MUFG: Emerging markets 2023 outlook – a tale of two halves

MUFG: Emerging markets 2023 outlook – a tale of two halves

Emerging Markets Outlook
Emerging Markets (03) EM Opkomende landen

Distressingly high inflation, aggressively elevated interest rates, the war in Ukraine, sticky COVID outbreaks in China and a dominant US dollar dented the performance of EMs in 2022. Whilst EMs continue to grapple with much the same themes at the turn of the year, we view the outlook as a tale of two halves in 2023.

A fading boost from reopenings, a global manufacturing cycle downturn and tighter financial conditions are lumpy headwinds that will weigh on EM prospects in the first half of 2023. However, China’s zero COVID policy exit, the eventual end of rate hikes and a US dollar peak, all offer significant tailwinds to the EM complex in the second half of 2023.

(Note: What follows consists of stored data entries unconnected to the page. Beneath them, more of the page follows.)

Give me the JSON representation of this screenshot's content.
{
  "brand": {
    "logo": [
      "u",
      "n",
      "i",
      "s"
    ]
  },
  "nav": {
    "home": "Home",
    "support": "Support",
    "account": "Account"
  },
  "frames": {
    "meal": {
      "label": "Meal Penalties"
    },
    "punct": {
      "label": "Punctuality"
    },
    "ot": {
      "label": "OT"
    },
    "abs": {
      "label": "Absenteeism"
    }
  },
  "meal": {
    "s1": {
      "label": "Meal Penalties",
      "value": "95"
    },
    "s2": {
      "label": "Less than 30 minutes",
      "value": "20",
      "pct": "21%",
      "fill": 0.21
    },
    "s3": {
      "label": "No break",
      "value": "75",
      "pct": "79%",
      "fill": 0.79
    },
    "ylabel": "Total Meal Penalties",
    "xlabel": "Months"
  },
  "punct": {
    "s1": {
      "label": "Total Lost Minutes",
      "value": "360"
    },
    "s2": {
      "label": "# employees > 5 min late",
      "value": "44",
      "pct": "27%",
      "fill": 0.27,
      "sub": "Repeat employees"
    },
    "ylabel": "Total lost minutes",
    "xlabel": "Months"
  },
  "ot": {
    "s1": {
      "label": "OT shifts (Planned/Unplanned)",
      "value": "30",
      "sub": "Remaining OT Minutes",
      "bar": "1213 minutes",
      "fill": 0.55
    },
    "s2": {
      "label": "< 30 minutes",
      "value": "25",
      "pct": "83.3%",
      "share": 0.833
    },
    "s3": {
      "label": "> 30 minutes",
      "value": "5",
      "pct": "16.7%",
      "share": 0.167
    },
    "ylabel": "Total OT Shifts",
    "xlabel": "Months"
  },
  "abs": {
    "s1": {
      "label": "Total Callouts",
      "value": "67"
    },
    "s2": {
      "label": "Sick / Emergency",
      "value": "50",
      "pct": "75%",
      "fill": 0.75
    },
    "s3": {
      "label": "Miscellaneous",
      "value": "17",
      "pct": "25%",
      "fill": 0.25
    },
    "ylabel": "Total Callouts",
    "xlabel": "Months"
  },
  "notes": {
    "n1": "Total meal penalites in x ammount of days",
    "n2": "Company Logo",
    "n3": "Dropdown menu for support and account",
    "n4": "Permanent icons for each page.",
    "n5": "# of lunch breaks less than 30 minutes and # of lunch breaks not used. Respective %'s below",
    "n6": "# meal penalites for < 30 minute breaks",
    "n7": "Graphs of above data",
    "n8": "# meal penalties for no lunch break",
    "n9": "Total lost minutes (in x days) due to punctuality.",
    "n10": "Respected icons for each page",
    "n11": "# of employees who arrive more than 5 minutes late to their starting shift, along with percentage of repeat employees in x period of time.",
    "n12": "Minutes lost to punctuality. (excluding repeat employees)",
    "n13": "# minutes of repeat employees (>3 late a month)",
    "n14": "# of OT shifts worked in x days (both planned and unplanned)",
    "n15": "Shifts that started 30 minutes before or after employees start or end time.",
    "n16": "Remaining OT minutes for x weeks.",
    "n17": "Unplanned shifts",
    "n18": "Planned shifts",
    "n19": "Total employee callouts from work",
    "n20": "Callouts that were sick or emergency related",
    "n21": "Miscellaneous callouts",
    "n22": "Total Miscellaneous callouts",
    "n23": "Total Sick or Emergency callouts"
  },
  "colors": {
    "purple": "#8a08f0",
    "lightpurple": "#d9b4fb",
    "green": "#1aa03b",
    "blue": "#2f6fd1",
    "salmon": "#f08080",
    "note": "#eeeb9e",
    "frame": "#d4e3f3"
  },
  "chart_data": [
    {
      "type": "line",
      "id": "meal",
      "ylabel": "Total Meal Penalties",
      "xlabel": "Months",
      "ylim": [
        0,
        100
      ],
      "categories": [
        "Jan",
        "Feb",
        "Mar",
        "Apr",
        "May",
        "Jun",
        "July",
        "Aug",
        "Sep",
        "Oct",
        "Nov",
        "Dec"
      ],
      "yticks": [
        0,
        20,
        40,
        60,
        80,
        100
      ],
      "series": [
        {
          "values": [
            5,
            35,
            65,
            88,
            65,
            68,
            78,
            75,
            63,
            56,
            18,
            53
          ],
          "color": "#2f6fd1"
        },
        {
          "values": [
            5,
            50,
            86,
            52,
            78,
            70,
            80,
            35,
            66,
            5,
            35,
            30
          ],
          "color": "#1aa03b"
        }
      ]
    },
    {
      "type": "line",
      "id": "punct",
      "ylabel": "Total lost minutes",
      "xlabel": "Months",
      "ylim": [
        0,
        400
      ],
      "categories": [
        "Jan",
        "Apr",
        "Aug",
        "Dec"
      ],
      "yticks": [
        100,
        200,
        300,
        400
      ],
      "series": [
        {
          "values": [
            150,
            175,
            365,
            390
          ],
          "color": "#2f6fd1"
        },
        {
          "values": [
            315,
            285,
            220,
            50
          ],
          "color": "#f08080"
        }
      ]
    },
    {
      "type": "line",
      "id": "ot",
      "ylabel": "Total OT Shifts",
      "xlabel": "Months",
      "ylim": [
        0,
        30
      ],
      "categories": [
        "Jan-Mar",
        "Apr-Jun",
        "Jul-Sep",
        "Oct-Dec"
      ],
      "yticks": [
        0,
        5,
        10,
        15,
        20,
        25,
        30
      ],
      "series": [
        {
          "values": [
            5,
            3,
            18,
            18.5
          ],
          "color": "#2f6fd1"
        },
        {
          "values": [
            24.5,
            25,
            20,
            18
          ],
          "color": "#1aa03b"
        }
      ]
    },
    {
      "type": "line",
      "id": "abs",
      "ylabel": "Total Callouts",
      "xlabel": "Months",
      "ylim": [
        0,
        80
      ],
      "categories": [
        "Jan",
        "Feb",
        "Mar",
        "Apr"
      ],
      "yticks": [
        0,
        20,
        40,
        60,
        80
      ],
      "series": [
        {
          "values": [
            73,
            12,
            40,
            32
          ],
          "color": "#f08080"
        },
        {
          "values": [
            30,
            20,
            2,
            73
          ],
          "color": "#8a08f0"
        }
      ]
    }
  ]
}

Differentiation has often been a theme in EMs post-COVID, and we expect high dispersion again in 2023 given varied sensitivities across the space to global growth softness, continued commodity buoyancy, and potential further core interest rate pressures. Indeed, there are unambiguous winners and losers:

  • On the losing side are economies that import expensive commodities and run trade deficits they must finance at high interest rates. Some have found it difficult to do so. Sri Lanka defaulted on its debt, Egypt has devalued its currency by ~60% since last March and the IMF stepped in to help both countries as well as Pakistan, Tunisia amongst several other smaller EMs that face the fire of sovereign defaults.
  • Commodity exporters remain the winners. The export windfall for these countries – the GCC region and a host of Latin American nations – has helped post sizable surpluses, support government spending and grow rapidly.

Overall, whilst EMs are never one unified market, our conviction remains that fundamental obstacles facing the complex in H1 2023 are profound. This makes the EM space a difficult investment proposition until we see the end of the current rate hiking cycle, the US dollar weakening and the Chinese economy rebounding – all of which we anticipate by H2 2023.